Friday spilled into Saturday, and we had a great time exploring the city, strolling SFMOMA, eating, talking, laughing. He was charming, smart, sweet and just so darn cute. But ... I wasn’t sexually attracted to him, try as I might, and I found myself just going through the motions. I think we was too sweet.

But, hey, he lives in Paris, I live here — it’s just a fling, I thought.

We kept in touch by e-mail, and when he came back to San Francisco a few months later, we met for lunch.

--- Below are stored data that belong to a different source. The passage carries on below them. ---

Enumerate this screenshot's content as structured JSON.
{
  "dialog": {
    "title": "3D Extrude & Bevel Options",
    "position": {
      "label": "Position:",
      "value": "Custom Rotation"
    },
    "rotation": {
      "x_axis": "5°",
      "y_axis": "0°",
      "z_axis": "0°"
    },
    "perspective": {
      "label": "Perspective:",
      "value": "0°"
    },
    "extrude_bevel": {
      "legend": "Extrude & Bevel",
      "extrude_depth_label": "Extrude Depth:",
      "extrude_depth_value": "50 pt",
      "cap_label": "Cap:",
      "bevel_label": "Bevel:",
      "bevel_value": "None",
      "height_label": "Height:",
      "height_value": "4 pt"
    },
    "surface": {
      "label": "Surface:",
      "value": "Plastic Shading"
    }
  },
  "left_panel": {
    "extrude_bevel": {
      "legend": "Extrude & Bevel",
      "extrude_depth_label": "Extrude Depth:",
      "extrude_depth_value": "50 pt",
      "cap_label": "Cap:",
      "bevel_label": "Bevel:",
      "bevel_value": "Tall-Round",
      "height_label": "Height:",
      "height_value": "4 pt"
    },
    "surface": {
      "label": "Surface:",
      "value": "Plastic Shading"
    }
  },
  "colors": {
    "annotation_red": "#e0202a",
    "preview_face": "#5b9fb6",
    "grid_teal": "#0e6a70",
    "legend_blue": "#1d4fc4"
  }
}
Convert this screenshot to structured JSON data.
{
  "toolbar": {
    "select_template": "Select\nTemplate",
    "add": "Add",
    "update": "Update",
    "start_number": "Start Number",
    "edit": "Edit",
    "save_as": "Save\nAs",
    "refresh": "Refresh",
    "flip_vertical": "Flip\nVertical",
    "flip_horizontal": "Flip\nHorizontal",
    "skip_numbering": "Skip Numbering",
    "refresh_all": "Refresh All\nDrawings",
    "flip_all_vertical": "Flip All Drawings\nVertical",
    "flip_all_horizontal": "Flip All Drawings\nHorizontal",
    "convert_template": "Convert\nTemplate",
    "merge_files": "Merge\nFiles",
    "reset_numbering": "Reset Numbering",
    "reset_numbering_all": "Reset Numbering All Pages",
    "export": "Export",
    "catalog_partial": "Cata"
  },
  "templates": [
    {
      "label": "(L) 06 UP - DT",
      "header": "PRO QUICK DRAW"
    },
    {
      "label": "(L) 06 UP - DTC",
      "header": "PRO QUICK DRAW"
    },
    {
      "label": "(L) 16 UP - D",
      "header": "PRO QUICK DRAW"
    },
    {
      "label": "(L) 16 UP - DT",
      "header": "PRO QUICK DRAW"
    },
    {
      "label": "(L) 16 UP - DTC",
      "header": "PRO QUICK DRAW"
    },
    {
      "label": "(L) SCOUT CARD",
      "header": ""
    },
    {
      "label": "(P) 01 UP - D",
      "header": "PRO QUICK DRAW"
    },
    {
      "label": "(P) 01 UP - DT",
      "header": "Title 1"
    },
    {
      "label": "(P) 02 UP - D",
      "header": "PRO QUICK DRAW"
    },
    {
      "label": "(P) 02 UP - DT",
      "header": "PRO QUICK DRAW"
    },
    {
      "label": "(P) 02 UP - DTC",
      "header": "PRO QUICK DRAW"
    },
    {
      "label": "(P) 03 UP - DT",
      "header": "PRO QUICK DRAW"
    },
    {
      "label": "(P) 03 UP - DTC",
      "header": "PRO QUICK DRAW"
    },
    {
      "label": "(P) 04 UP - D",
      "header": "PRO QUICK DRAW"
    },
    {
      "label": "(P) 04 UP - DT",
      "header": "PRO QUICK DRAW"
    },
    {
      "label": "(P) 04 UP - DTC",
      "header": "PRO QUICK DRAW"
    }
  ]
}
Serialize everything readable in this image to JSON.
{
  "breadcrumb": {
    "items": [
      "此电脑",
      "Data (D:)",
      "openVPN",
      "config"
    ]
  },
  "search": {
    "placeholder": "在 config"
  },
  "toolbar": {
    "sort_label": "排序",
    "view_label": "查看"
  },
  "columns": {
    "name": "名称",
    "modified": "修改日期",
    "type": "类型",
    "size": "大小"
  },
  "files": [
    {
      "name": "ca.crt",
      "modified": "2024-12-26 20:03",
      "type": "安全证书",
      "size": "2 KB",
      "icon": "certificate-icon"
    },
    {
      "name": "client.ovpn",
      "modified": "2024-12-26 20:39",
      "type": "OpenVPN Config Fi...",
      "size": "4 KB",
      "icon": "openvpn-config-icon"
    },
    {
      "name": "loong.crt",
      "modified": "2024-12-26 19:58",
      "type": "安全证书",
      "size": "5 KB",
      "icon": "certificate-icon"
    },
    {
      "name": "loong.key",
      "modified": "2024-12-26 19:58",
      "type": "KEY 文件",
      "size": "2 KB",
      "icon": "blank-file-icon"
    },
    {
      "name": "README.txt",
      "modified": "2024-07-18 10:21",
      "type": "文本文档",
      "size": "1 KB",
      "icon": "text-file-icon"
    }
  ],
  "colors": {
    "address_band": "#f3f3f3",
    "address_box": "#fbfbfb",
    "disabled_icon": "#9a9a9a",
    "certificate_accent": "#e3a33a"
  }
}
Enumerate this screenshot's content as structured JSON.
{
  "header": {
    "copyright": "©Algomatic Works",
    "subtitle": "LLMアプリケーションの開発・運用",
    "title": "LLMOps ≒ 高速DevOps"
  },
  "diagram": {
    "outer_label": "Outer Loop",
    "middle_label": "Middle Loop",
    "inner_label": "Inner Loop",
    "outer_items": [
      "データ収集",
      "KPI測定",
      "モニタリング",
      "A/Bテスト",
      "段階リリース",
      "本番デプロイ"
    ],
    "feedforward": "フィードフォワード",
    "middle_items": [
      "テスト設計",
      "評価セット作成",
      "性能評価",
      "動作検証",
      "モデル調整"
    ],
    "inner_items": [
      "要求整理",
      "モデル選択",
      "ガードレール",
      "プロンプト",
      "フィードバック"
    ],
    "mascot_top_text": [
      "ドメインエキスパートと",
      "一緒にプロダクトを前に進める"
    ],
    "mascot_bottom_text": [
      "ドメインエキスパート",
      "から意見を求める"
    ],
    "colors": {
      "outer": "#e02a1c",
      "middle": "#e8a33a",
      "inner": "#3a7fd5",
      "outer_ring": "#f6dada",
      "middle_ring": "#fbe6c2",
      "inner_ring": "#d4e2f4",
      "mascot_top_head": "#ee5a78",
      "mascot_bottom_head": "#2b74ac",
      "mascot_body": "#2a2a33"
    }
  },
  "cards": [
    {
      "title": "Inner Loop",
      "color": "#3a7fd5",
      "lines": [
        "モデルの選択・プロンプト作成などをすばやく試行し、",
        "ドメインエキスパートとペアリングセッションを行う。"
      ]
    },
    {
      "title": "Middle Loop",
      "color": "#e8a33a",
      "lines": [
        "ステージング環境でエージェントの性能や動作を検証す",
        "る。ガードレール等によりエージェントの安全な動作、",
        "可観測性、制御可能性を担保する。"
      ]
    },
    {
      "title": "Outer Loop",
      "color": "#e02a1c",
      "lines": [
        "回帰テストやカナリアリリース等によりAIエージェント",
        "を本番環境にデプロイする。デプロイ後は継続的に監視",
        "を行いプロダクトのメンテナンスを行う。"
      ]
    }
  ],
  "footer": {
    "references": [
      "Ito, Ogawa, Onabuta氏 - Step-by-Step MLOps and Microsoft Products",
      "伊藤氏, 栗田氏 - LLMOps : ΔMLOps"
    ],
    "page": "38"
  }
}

But when he suggested we get together that night, I had to tell him the truth — we weren’t clicking sexually, so let’s just be friends.

Basically, I dumped him.

I’m not saying that the men who wooed Anna and Jennifer weren’t sexually attracted to them. I don’t know. But maybe they needed a few days “living” together before they could really figure out what was — or wasn’t — clicking for them.

That’s OK, but I still think there must have been a better way to handle sharing that with Anna and Jennifer.

Way before her romantic weekend fiasco, Jennifer had asked me why I never spend an entire weekend with a man.

As much as I like the idea of a romantic two-day rendezvous, I haven’t had one since Jean Claude. I’m too busy, I convince myself. I’ve got to catch up on all those things that I don’t get to do working full time — bills, housecleaning, yard work, errands — and my mom duties, too.

But perhaps the real reason is something much more subconscious — I just don’t want to get dumped!